Vision Pro UI navigation is based primarily on eye tracking, responding to what what you’re looking at. Obviously this doesn’t work for those with vision impairments. However, Apple supports a number of pointing devices for their devices already. This could be something like a small handheld trackball mouse or a mouse that uses a joystick. You could even use a Nintendo Switch controller, perhaps. With audio feedback, or even tactile feedback in the remote, someone could translate the spacial awareness of a joystick location to the 3D environment the Vision Pro creates. Apple may also use other gestures, like those already present in VoiceOver, like swiping, to translate to a mobile-like experience, with users selecting items with swipes, in order that they appear, and hearing the readout.

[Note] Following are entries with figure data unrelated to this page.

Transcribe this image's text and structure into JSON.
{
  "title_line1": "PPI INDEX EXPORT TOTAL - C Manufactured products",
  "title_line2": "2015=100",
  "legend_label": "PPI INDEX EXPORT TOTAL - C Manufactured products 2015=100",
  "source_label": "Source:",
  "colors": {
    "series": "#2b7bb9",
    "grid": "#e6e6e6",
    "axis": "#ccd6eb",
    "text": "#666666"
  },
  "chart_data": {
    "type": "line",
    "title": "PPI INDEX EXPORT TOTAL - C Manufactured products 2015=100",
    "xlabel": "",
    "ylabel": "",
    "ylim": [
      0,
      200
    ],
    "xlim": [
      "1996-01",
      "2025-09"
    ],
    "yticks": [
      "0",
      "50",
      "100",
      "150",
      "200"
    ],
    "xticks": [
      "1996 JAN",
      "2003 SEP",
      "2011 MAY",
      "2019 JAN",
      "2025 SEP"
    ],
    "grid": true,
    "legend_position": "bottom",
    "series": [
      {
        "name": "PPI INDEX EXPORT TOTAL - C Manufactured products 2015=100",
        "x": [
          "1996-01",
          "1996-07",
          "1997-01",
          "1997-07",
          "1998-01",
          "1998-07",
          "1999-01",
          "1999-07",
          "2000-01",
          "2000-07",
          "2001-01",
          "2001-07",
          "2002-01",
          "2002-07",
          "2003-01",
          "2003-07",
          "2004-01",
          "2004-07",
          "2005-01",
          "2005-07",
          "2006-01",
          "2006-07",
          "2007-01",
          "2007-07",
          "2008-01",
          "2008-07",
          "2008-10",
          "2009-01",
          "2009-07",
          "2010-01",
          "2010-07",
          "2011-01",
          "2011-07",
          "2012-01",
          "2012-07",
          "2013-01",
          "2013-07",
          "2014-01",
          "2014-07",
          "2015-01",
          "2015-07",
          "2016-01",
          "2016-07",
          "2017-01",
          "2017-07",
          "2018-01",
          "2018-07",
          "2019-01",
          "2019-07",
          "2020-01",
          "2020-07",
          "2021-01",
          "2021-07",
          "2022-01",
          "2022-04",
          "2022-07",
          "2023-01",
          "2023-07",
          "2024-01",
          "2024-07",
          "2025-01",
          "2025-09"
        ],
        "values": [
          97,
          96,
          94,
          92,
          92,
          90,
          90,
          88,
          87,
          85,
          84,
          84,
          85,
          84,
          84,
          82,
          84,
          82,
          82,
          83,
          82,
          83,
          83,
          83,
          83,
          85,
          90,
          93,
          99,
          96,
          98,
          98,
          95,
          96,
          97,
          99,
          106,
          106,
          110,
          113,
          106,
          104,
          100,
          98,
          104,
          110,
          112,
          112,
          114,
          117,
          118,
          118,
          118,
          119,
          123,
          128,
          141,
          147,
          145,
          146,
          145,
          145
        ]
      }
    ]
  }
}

Hand gestures could be useful for telling a user what’s around them as well as navigate menus and apps in the Vision Pro’s user interface. Apple has already built in a “Pointer Control” which allows you to use a hand or finger to act as your pointing device. This could allow blind users to “feel” their way around an interface, with audio feedback for both on screen items as well as items in the real world. Still, not everyone will want to point everywhere, so a pointing device may be more preferable. Whether the UI is floating in space or on a screen, existing pointing technologies as well as Apple’s new advancements to their accessibility framework will make features accessible as long as app developers remember to design their apps with accessibility in mind.

Endless Possibilities

The truth is, as technology gets more intelligent and wearable, the possibilities to augment everyone’s life are endless. We often think of navigation overlays, perhaps showing Yelp reviews and menus for restaurants as you look at the store front, but AR can be so much more. It can read out signs for the blind in real time, identify objects in the refrigerated section to help a blind person find their favorite kombucha, read a menu in a restaurant, and become like having an assistant or always-on version of Be My Eyes. Hell, even the Be My Eyes app could use the Vision Pro headset for easy, hands-free assistance, rather than requiring users hold a device with one hand and find items with the other.

Augmented reality in a headset that can do object and text recognition could revolutionize accessibility for the vision impaired. It’s up to all of us to ensure the world is accessible for everyone, and new tools like the Vision Pro could be the next giant leap forward in accessible technology, we just have to create it.